Mesmo com todos os períodos no CNIS, o INSS pode ter contado o tempo de forma incorreta na hora de conceder a aposentadoria. Para identificar esses erros, você precisa acessar o processo administrativo da sua aposentadoria, disponível no aplicativo Meu INSS ou solicitado através de requerimento específico.

No processo administrativo fica registrado exatamente qual tempo o INSS considerou para calcular seu benefício. Muitas vezes, períodos válidos são ignorados: tempo de serviço público, tempo especial que deveria ser convertido, ou mesmo contribuições como autônomo que não foram computadas.

A regra mais favorável também pode ter sido ignorada. Por lei, o INSS deve aplicar automaticamente a regra que resulta no melhor benefício para você, considerando tanto as normas anteriores à reforma quanto as atuais. Se isso não aconteceu, cabe revisão.

Para aposentadorias concedidas há mais de dois anos, verifique se houve a postergação da data de entrada do requerimento. Se você continuou contribuindo após fazer o pedido e isso resultaria em benefício melhor, o INSS deve considerar esses novos recolhimentos — mesmo que a resposta tenha demorado meses.

Revisão de cálculo: valores usados incorretamente

Erros de cálculo são identificados principalmente na carta de concessão da aposentadoria, documento que mostra a memória de cálculo do seu benefício. Nesse documento aparecem todos os salários de contribuição considerados pelo INSS para formar sua média salarial.

Um problema frequente é a substituição indevida de salários por valores menores. Quando você estava afastado recebendo auxílio por incapacidade temporária, por exemplo, o sistema às vezes não registrava corretamente os valores no CNIS, e o INSS acabava usando o salário mínimo no lugar do seu salário real.

Também podem ocorrer erros na aplicação do fator previdenciário (para quem se aposentou pelas regras antigas) ou nos percentuais aplicados sobre a média nas novas regras. Na aposentadoria por idade atual, o cálculo é 60% da média mais 2% por ano que exceder 20 anos de contribuição (homens) ou 15 anos (mulheres).
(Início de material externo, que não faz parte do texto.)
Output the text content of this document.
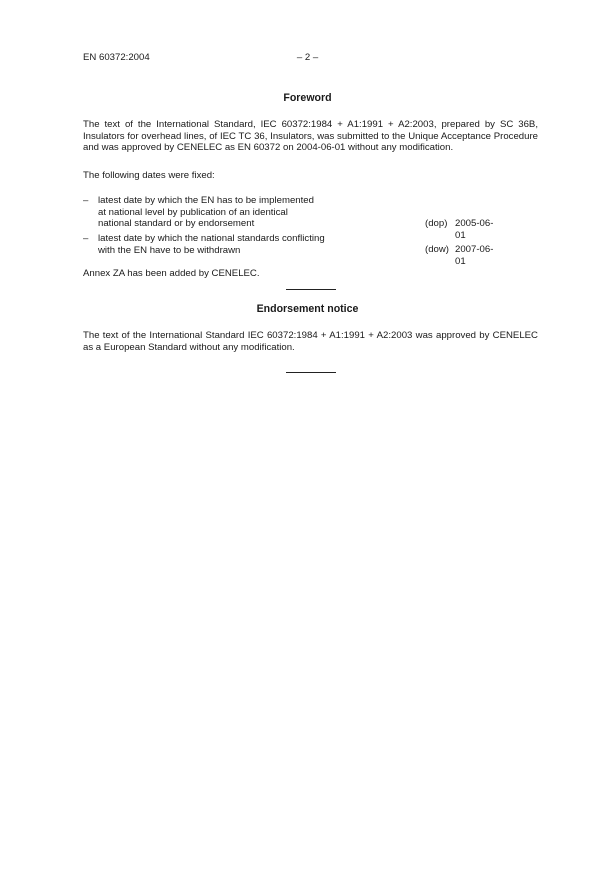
EN 60372:2004	– 2 –
Foreword
The text of the International Standard, IEC 60372:1984 + A1:1991 + A2:2003, prepared by SC 36B, Insulators for overhead lines, of IEC TC 36, Insulators, was submitted to the Unique Acceptance Procedure and was approved by CENELEC as EN 60372 on 2004-06-01 without any modification.
The following dates were fixed:
– latest date by which the EN has to be implemented
at national level by publication of an identical
national standard or by endorsement	(dop) 2005-06-01
– latest date by which the national standards conflicting
with the EN have to be withdrawn	(dow) 2007-06-01
Annex ZA has been added by CENELEC.
Endorsement notice
The text of the International Standard IEC 60372:1984 + A1:1991 + A2:2003 was approved by CENELEC as a European Standard without any modification.
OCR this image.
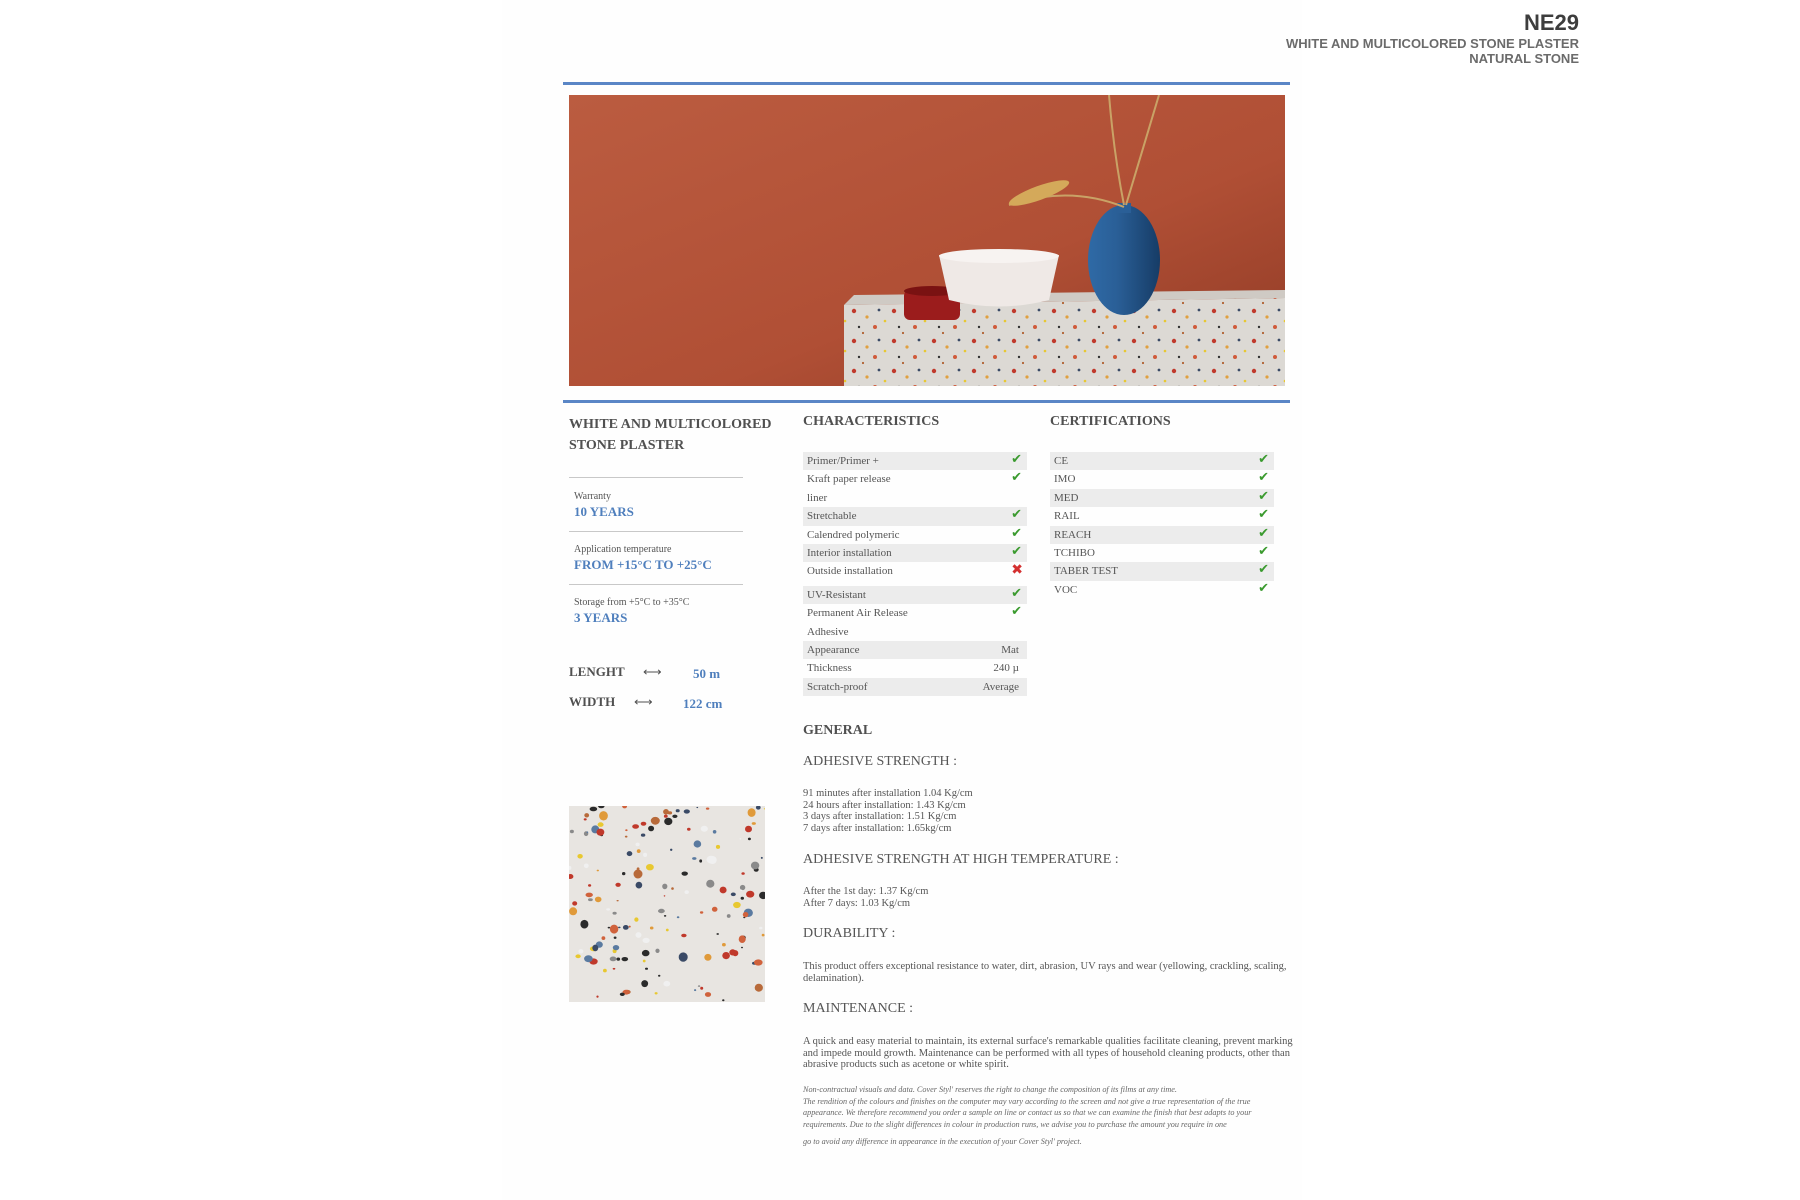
NE29
WHITE AND MULTICOLORED STONE PLASTER
NATURAL STONE
WHITE AND MULTICOLORED STONE PLASTER
Warranty
10 YEARS
Application temperature
FROM +15°C TO +25°C
Storage from +5°C to +35°C
3 YEARS
LENGHT ⟷ 50 m
WIDTH ⟷ 122 cm
CHARACTERISTICS
Primer/Primer +	✔
Kraft paper release	✔
liner
Stretchable	✔
Calendred polymeric	✔
Interior installation	✔
Outside installation	✖
UV-Resistant	✔
Permanent Air Release	✔
Adhesive
Appearance	Mat
Thickness	240 µ
Scratch-proof	Average
CERTIFICATIONS
CE	✔
IMO	✔
MED	✔
RAIL	✔
REACH	✔
TCHIBO	✔
TABER TEST	✔
VOC	✔
GENERAL
ADHESIVE STRENGTH :
91 minutes after installation 1.04 Kg/cm
24 hours after installation: 1.43 Kg/cm
3 days after installation: 1.51 Kg/cm
7 days after installation: 1.65kg/cm
ADHESIVE STRENGTH AT HIGH TEMPERATURE :
After the 1st day: 1.37 Kg/cm
After 7 days: 1.03 Kg/cm
DURABILITY :
This product offers exceptional resistance to water, dirt, abrasion, UV rays and wear (yellowing, crackling, scaling, delamination).
MAINTENANCE :
A quick and easy material to maintain, its external surface's remarkable qualities facilitate cleaning, prevent marking and impede mould growth. Maintenance can be performed with all types of household cleaning products, other than abrasive products such as acetone or white spirit.
Non-contractual visuals and data. Cover Styl' reserves the right to change the composition of its films at any time.
The rendition of the colours and finishes on the computer may vary according to the screen and not give a true representation of the true appearance. We therefore recommend you order a sample on line or contact us so that we can examine the finish that best adapts to your requirements. Due to the slight differences in colour in production runs, we advise you to purchase the amount you require in one
go to avoid any difference in appearance in the execution of your Cover Styl' project.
Cada ano adicional de contribuição reconhecido aumenta em 2% o valor do benefício.

Para a aposentadoria por incapacidade permanente, é fundamental verificar se foi aplicada a regra correta. Quando a incapacidade decorre de acidente de trabalho, doença profissional ou doença do trabalho, o valor deve ser 100% da média das contribuições — não os 60% básicos das demais aposentadorias.

Como proceder com a revisão: caminhos administrativo e judicial

Você pode solicitar revisão diretamente ao INSS através do aplicativo Meu INSS ou buscar a via judicial. Embora a lei estabeleça 45 dias para resposta administrativa, na prática o INSS costuma demorar anos para analisar pedidos de revisão.
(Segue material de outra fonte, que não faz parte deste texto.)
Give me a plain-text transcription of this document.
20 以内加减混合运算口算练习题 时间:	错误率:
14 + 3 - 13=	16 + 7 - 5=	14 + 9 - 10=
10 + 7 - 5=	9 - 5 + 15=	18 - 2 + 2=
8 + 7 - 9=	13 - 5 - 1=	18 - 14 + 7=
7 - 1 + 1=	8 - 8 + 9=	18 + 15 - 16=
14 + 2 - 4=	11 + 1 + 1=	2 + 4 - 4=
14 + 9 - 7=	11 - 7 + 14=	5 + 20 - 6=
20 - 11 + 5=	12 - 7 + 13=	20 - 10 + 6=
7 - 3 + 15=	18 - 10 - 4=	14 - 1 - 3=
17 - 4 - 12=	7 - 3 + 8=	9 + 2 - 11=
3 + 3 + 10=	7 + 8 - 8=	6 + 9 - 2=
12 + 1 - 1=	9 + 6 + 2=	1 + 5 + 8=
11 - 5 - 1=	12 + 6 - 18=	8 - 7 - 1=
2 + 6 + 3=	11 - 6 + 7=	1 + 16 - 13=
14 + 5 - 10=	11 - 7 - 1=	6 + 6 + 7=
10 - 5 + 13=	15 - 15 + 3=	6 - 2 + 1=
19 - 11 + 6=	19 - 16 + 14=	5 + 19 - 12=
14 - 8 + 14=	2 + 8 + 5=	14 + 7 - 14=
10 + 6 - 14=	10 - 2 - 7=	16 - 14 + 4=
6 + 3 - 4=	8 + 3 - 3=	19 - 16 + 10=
Por isso, muitos especialistas recomendam ir direto ao Judiciário quando se trata apenas de reorganizar informações que já constam no processo administrativo. Se houver documentos novos (como PPP obtido posteriormente), vale tentar primeiro a via administrativa — e após 45 dias sem resposta, procurar a Justiça.
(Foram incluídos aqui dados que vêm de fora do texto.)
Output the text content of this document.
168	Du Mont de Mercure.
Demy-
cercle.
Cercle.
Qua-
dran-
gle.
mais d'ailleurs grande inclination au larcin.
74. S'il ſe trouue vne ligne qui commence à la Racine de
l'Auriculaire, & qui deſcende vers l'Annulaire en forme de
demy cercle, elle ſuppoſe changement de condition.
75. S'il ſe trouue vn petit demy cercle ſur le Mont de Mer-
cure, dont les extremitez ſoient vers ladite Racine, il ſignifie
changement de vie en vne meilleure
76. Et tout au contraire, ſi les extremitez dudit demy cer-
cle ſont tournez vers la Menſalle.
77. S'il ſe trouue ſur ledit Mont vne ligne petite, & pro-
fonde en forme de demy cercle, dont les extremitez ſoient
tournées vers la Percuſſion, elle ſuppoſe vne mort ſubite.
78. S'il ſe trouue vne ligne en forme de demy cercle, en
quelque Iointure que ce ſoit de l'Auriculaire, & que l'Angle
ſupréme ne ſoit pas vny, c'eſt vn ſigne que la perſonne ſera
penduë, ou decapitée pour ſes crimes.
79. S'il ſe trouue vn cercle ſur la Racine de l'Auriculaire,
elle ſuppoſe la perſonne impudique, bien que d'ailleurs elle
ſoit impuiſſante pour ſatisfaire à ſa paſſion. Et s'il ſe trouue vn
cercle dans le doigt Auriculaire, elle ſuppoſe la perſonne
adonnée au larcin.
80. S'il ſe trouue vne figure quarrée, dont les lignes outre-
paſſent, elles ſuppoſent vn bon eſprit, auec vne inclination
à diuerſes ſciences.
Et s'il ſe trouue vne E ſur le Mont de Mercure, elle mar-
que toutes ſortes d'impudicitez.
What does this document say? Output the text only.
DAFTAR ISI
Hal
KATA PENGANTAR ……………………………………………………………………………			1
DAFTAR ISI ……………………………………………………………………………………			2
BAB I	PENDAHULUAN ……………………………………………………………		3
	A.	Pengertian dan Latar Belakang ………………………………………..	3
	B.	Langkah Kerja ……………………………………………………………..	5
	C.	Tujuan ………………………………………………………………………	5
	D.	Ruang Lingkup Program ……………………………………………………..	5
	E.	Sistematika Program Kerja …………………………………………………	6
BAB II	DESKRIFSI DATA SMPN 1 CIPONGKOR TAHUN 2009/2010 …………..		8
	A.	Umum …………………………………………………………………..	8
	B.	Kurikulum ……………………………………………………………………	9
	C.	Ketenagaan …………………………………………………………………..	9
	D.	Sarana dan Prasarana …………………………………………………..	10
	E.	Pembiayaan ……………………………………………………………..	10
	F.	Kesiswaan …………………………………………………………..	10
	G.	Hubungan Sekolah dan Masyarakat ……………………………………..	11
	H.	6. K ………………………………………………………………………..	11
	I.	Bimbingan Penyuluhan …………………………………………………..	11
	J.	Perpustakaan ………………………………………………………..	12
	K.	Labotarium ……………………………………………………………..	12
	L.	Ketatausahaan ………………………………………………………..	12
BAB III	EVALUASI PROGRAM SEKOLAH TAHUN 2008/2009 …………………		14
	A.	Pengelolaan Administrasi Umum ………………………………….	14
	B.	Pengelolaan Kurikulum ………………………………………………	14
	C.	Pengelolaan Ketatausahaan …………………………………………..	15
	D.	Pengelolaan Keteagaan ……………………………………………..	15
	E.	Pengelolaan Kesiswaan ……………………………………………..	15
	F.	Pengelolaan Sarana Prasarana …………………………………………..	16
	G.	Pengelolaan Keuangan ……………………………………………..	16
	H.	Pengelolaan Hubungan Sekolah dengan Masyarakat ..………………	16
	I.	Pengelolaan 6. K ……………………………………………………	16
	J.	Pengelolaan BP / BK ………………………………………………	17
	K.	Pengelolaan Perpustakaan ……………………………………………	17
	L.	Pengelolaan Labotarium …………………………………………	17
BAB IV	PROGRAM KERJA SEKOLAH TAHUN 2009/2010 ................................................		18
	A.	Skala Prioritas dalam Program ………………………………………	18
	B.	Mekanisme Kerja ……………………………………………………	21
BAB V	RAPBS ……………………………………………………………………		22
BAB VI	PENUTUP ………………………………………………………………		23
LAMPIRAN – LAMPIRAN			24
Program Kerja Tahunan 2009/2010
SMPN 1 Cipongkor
É importante organizar toda a documentação antes: CNIS atualizado, processo administrativo da aposentadoria, carta de concessão, carteiras de trabalho e documentos que comprovem períodos não reconhecidos. Um cálculo prévio também ajuda a verificar se a revisão realmente vale a pena, evitando expectativas irreais.

Lembre-se de que há prazo de 10 anos para solicitar revisão, contado da data da primeira parcela do benefício. Quanto mais próximo desse prazo, maior a urgência em tomar providências.

Considerando a complexidade das regras previdenciárias e as frequentes mudanças na legislação, é altamente recomendável organizar seus documentos e procurar orientação de um advogado especializado em direito previdenciário. Embora o INSS tenha recursos administrativos, a experiência mostra que a via judicial costuma ser mais eficaz para o reconhecimento de direitos, especialmente em casos de revisão que envolvem análise técnica detalhada ou aplicação de jurisprudência consolidada.